I’ve read A River Runs Through It a dozen times (it’s that good / tight), but never any of the other stories in the collection. After reading Kathryn’s piece I went back and remedied that. While they don’t quite land like A River does, they are excellent, and I’m sad I didn’t read them sooner. As Kathryn writes, “his writing is elegiac without ever being nostalgic.“ A precise summation. Also worth noting: Norman didn’t publish A River until he was … seventy-three.
Garth Greenwell, a writer I greatly admire, has a new “novel” (autofiction?) out: Small Rain. I’m 20% through (Kindle book via Palma) and he’s basically just sitting in a hospital waiting room during the peak of Covid — I’m all in. Notes of Lynne Tillman.

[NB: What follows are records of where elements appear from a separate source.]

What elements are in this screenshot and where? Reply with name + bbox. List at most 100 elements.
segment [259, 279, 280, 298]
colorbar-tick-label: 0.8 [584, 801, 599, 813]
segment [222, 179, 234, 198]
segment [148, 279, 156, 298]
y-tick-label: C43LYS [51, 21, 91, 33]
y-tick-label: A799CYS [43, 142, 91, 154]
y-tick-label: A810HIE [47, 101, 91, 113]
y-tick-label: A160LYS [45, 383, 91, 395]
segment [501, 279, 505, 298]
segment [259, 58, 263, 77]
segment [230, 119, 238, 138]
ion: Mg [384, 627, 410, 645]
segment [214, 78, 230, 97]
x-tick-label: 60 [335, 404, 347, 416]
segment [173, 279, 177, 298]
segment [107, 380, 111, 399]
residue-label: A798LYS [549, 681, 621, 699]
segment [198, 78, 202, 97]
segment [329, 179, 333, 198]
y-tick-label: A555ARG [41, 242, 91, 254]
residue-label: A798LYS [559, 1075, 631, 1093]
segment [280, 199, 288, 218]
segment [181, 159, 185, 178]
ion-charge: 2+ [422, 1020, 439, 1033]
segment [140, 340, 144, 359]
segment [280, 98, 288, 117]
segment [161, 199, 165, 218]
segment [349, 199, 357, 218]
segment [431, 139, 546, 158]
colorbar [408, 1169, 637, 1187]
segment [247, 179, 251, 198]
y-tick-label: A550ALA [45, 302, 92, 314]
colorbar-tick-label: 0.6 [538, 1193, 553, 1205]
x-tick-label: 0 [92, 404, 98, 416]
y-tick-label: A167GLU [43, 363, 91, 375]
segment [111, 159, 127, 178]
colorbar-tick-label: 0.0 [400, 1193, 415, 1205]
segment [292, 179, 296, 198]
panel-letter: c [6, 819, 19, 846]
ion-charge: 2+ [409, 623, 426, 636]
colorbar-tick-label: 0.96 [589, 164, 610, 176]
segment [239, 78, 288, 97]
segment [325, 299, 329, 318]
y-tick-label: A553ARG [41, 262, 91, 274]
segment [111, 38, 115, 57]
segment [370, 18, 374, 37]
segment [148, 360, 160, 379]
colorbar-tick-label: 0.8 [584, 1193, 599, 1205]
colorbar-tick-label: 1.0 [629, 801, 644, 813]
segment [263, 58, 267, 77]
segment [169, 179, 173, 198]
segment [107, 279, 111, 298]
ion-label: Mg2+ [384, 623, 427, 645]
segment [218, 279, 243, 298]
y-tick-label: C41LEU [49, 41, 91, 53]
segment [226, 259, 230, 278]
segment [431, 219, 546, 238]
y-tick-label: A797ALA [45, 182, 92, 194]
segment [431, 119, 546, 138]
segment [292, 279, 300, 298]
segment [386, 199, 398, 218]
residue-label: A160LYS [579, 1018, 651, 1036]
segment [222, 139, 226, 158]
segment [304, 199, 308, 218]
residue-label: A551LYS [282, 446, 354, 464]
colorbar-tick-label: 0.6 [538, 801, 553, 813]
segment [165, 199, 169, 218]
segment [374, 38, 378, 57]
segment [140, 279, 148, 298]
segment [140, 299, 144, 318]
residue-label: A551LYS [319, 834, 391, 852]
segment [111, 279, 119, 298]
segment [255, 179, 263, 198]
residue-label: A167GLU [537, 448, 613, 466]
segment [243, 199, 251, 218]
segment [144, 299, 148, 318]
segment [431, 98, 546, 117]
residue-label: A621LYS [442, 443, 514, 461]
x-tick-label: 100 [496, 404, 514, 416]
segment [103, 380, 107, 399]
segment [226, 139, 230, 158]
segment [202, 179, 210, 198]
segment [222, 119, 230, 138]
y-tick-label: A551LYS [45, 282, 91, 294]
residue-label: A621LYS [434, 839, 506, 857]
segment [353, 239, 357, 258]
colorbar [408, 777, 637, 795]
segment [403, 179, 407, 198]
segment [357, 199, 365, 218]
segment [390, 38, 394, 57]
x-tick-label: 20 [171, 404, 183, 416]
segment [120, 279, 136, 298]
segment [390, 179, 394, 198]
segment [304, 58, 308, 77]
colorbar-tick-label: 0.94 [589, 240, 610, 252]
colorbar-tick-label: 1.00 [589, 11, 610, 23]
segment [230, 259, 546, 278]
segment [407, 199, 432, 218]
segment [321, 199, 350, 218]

In YouTube Land, Howtown is the best new science channel to launch in years. Joss Fong (Nook!) and Adam Cole are at the helm. They have a Patreon to support their work. Day-zero insta-sub. (And their Patreon is active and fun.)
Recently I was talking to a writer who described something she did whenever she moved to her writing table. I don’t remember exactly what the gesture was—there is something on her desk that she touches before she hits the computer keyboard—but we began to talk about little rituals that one goes through before beginning to write. I, at first, thought I didn’t have a ritual, but then I remembered that I always get up and make a cup of coffee while it is still dark—it must be dark—and then I drink the coffee and watch the light come. And she said, Well, that’s a ritual. And I realized that for me this ritual comprises my preparation to enter a space that I can only call nonsecular … Writers all devise ways to approach that place where they expect to make the contact, where they become the conduit, or where they engage in this mysterious process. For me, light is the signal in the transition. It’s not being in the light, it’s being there before it arrives. It enables me, in some sense.

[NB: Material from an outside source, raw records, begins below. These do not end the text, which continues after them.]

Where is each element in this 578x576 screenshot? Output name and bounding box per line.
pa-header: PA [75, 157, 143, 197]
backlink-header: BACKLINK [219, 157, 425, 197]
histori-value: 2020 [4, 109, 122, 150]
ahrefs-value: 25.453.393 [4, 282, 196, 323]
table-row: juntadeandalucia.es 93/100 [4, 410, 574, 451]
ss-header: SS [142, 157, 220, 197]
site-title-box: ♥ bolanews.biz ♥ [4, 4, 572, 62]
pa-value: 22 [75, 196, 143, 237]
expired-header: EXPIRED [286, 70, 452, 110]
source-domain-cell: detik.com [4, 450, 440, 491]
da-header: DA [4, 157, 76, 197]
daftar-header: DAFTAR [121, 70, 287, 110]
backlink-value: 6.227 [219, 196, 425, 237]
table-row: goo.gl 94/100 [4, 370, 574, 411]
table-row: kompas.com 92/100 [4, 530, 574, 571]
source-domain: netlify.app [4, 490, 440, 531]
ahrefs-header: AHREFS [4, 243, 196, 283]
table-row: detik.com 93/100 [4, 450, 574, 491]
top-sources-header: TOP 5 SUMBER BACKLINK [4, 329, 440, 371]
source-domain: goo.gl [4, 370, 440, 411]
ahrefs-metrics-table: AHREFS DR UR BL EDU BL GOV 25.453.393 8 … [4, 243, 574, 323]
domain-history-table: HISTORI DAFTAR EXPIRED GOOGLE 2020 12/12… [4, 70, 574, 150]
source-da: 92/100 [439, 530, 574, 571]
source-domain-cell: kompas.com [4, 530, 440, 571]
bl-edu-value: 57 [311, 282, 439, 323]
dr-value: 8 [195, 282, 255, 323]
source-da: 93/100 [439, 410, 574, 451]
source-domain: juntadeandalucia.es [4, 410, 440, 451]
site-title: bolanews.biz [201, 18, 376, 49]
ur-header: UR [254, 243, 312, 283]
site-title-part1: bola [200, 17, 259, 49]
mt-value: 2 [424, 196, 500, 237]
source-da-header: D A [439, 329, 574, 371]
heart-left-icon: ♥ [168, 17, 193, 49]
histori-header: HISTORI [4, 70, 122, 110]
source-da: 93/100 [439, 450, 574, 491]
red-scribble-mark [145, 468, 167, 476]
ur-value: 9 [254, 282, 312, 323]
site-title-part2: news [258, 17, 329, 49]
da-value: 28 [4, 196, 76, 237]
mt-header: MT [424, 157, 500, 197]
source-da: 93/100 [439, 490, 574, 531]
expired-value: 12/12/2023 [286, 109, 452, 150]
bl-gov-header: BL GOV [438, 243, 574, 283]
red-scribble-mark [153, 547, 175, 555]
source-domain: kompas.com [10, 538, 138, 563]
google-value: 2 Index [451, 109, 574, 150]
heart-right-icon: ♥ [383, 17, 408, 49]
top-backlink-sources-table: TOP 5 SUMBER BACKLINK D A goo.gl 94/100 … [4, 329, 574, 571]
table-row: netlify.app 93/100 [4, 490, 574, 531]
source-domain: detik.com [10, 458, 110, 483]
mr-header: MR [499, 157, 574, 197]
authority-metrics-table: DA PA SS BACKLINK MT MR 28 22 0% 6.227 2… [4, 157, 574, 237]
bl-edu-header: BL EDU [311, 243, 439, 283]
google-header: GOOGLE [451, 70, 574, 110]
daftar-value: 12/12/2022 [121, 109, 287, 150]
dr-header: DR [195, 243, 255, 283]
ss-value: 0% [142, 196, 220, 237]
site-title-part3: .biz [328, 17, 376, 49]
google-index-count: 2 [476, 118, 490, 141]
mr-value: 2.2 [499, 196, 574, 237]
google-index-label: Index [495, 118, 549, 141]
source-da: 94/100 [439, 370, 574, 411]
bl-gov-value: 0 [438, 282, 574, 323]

Being there before a thing’s arrival — this is what all the work — all the prep — is about. This is where your billion hours of effort pay dividends: In knowing where things may appear, and being there in time to witness their emergence. Solitude not only helps, but is essential.
OK — back to shoveling emails and ticking off other mundane to-dos. Hope you’re all well out there. In the two days since I started this, the mornings have had the slightest — ever so slightest — hint that cooler climes may be approaching. Still Sweltersville, but we can just about see the door out of the sauna in the far distance.
Again thanks for all the kind notes and support on Random House TBOT. Can’t wait to get it to you all.